À Kunming, il y a cinq prêtres de l’Eglise officielle. Parmi eux, le curé de Tali (Dali), le Père Grégoire, un hmong. Il a tout juste trente ans. Il nous attend à Shiakouan, à 12 km avant d’arriver à Tali où il nous offre le repas du soir. Nous allons ensuite à l’hôtel. Le voyage a été long et fatigant. Et l’hôtel ne ressemble pas à celui de Kunming. Le sanitaire surtout est abominable. Patience!

TALI

Le 19 avril est un dimanche. La veille, à notre arrivée à Tali, nous avions demandé au curé s’il serait possible de concélébrer la messe avec lui. Il nous l’avait déconseillé: les autorités civiles pourraient lui chercher des histoires. Ne pouvant concélébrer, nous assistons à la messe. Le prêtre célèbre en chinois, face au peuple. L’assistance n’est pas nombreuse, 25 ou 30 personnes.
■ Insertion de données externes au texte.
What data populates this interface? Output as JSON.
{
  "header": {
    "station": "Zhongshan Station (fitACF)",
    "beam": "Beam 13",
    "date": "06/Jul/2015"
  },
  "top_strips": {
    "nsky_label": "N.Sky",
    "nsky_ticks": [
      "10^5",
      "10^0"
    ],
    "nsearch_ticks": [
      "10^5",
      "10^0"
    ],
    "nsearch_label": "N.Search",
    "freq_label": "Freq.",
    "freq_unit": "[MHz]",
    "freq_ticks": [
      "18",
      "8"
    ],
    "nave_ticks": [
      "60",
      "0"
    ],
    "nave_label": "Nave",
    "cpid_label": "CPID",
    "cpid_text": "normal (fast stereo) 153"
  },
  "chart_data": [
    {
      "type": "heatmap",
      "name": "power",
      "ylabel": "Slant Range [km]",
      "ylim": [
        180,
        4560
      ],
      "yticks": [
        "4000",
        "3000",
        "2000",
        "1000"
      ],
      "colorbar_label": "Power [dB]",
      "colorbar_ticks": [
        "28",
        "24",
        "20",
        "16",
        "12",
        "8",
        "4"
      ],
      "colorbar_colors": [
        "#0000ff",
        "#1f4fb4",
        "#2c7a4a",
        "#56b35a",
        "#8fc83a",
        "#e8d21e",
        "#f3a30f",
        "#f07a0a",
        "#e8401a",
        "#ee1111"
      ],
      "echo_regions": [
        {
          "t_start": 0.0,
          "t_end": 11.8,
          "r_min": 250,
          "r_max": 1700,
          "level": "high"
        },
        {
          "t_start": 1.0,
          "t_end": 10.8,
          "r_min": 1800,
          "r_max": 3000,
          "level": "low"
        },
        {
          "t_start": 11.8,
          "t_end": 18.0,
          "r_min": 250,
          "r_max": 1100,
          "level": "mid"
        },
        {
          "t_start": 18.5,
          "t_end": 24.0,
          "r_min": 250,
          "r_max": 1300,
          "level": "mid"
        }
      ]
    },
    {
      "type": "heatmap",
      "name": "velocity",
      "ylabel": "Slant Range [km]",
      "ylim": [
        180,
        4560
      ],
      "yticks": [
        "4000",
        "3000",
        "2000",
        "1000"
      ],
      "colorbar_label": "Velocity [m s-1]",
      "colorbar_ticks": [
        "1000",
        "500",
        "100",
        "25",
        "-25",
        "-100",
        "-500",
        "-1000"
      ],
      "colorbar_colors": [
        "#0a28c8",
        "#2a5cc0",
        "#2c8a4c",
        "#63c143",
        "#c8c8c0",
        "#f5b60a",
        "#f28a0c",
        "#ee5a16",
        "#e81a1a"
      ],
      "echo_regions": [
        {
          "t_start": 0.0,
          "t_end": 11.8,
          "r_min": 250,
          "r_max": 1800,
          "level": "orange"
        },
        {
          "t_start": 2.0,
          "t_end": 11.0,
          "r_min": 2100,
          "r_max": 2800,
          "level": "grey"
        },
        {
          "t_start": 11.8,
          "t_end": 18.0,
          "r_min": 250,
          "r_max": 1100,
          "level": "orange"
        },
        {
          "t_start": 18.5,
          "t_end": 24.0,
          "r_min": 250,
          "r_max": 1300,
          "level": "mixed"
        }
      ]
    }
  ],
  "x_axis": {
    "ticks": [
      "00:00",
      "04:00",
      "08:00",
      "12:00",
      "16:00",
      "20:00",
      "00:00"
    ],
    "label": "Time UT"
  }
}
Deux religieuses chinoises animent la messe: l’une fait les lectures, l’autre joue de l’harmonium.

Juste à la fin de la messe, un vieux chinois barbu, un bâton à la main, une belle croix suspendue à son cou, se présente au curé et demande à commu­nier. Il communie et, sans doute ému ou tellement content, sanglote, agenouillé dans l’allée latérale. L’émotion passée il fait son chemin de croix avec beau­coup de ferveur.

À la sortie de la messe, presque tous rentrent immédiatement chez eux. Trois ou quatre hommes restent pour parler avec le curé qui leur dit qui nous sommes. L’atmosphère est détendue. On essaie de savoir s’ils ont connu des prêtres étrangers. Le Père Pédebideau prononce le nom de Longshenfou. Un homme déjà âgé réagit et, de sa main touchant ses cheveux, nous fait com­prendre le signe particulier du Père Londaitzbéhère qui avait une mèche blanche dans ses cheveux.

L’après-midi, nous allons à Shiakouan avec le curé de Tali qui s’occupe éga­lement de ce poste. Le diocèse y a acheté une maison à étage pour les offices. Une salle du haut sert de chapelle. Elle est très ornée. Le Père Grégoire y avait célébré la messe le jour de Pâques et les chrétiens avaient mis tout leur cœur et leur savoir pour orner la chapelle. C’est une démonstration de leur foi.

Nous sommes ensuite allés au cimetière de Tali à la recherche des tombes de quelques Pères et chrétiens. Un vieux chrétien se rappelle bien où se trou­vaient ces tombes, mais, à la «libération» (prise du pouvoir par les commu­nistes) les gens, chrétiens et autres, ont démoli les tombes et, avec les pierres, ont fait des clôtures pour délimiter des terrains cultivables. Les pierres de taille ont servi à bâtir des maisons ou des monuments.

LI KIANG

Le 20 avril, nous allons à Li Kiang, à 150 ou 160 km de Tali. La route est très pittoresque. Il faut monter une montagne au sommet enneigé. Des lacets, pas très en pente, surplombant une grosse rivière, nous mènent jusqu’à la neige. Après un col, nous descendons vers Li Kiang.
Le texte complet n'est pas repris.